Frictional and vibrational properties of nanostructures

Abstract

Frictional and vibrational properties of low-dimensional nanostructures have been investigated using the state-of-the-art ab-initio calculations. Stringent test of stability based on calculation of phonon dispersions have been performed for various materials having important potential applications in nanoscience and nanotechnology. Silicene, a counterpart of graphene composed of silicon atoms, is one of such materials with its suitability to well established silicon technology together with eccentric electronic structure due to its honeycomb symmetry. Vibrational spectrum of silicene is found to be exempt from imaginary frequencies upon the puckering of atoms in adjacent sublattices while preserving the symmetry necessary for occurrence of massless Dirac Fermions. Analyses of vibrational properties of silicene nanoribbons and carbon atomic chains revealed new interesting physics like fourth acoustical mode and long-ranged interactions due to Friedel oscillations. Basic concepts of friction science like dissipation phenomena, adiabatic and sudden processes together with several simple models of friction have been summarized.

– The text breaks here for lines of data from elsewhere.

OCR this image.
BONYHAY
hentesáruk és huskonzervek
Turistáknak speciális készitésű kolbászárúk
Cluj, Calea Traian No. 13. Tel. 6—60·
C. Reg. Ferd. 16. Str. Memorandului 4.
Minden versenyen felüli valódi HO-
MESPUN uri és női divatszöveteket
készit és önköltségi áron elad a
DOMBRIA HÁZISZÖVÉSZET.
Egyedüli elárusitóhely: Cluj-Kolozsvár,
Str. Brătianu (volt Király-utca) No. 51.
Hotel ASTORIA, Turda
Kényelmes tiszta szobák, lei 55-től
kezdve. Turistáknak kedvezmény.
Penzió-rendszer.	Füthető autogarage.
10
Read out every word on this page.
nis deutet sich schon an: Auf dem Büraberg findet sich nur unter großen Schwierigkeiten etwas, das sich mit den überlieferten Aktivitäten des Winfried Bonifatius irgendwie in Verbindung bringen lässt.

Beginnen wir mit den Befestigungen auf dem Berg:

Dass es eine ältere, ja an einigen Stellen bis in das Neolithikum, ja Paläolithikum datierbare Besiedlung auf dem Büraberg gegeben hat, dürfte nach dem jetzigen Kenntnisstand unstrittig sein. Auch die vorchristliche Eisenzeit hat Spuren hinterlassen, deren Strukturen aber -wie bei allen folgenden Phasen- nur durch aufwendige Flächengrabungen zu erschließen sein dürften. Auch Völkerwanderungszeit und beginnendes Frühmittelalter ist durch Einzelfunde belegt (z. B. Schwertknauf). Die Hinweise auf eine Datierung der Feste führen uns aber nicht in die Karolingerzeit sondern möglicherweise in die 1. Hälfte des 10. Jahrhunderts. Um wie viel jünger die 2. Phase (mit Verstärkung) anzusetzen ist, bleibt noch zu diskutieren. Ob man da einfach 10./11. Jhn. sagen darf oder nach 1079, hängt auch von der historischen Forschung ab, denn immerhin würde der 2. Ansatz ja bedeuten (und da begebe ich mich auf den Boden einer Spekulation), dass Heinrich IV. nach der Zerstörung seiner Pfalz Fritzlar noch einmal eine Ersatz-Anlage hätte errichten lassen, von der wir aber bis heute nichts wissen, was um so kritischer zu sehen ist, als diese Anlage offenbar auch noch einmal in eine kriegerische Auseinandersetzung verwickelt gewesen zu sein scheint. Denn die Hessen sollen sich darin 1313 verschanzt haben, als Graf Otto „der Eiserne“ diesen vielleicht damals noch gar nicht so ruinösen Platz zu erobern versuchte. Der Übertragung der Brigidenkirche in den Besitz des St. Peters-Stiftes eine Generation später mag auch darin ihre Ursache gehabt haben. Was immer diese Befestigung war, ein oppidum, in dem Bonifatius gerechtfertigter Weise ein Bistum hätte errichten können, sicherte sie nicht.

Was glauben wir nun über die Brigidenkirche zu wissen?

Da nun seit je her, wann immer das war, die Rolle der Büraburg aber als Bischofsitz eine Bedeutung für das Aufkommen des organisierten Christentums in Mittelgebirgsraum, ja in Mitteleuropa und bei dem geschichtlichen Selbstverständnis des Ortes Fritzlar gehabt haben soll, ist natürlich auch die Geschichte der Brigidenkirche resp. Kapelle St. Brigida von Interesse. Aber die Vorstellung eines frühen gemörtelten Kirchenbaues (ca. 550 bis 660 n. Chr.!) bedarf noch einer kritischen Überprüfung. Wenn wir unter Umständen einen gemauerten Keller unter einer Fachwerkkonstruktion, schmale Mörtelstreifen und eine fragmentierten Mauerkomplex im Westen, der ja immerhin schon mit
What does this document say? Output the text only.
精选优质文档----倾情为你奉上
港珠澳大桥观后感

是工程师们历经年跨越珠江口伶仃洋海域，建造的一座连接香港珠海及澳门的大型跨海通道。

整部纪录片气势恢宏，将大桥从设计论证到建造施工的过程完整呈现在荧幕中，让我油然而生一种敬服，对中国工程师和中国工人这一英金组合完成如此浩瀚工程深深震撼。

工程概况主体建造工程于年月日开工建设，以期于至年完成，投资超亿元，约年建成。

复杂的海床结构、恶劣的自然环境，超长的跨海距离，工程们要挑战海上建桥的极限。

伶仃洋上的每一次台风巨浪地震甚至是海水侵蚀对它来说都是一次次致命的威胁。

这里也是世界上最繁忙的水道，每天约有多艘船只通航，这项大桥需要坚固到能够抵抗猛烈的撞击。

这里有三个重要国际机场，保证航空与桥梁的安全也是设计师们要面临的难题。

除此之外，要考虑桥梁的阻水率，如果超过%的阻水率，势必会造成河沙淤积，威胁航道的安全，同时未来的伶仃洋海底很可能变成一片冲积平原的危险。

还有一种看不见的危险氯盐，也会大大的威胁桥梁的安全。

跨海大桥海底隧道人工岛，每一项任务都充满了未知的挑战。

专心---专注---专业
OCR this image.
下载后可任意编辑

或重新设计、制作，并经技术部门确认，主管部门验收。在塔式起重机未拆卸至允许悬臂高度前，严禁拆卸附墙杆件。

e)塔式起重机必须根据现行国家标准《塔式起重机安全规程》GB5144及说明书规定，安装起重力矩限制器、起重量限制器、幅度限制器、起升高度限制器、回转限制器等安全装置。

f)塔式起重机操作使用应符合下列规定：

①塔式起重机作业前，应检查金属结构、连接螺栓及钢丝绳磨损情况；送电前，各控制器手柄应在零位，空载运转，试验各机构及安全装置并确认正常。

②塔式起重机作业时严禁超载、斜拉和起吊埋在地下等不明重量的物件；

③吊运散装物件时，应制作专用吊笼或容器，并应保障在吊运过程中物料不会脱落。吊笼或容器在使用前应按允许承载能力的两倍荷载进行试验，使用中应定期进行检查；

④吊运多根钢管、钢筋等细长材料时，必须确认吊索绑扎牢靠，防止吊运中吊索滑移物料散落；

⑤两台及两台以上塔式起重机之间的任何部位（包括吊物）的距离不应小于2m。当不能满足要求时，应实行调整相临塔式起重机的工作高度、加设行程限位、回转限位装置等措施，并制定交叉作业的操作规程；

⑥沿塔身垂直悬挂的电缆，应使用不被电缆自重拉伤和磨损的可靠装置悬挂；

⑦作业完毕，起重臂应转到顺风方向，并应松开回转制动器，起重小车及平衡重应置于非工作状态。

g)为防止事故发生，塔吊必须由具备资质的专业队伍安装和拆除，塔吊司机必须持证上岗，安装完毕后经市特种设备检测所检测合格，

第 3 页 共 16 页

A new method for calculation of corrugation potential between layered lubricants under constant loading pressure is introduced. Transition from stickslip to continuous sliding regime is quantified through definition of frictional figure of merit for layered lubricants. Using this measure tungsten oxide is proposed as an oxidation resistant material which can outperform molybdenum disulfide as a superlubricant. It was found that, the corrugation strengths of graphene layers sandwiched between Ni slabs decrease as the number of layers increase.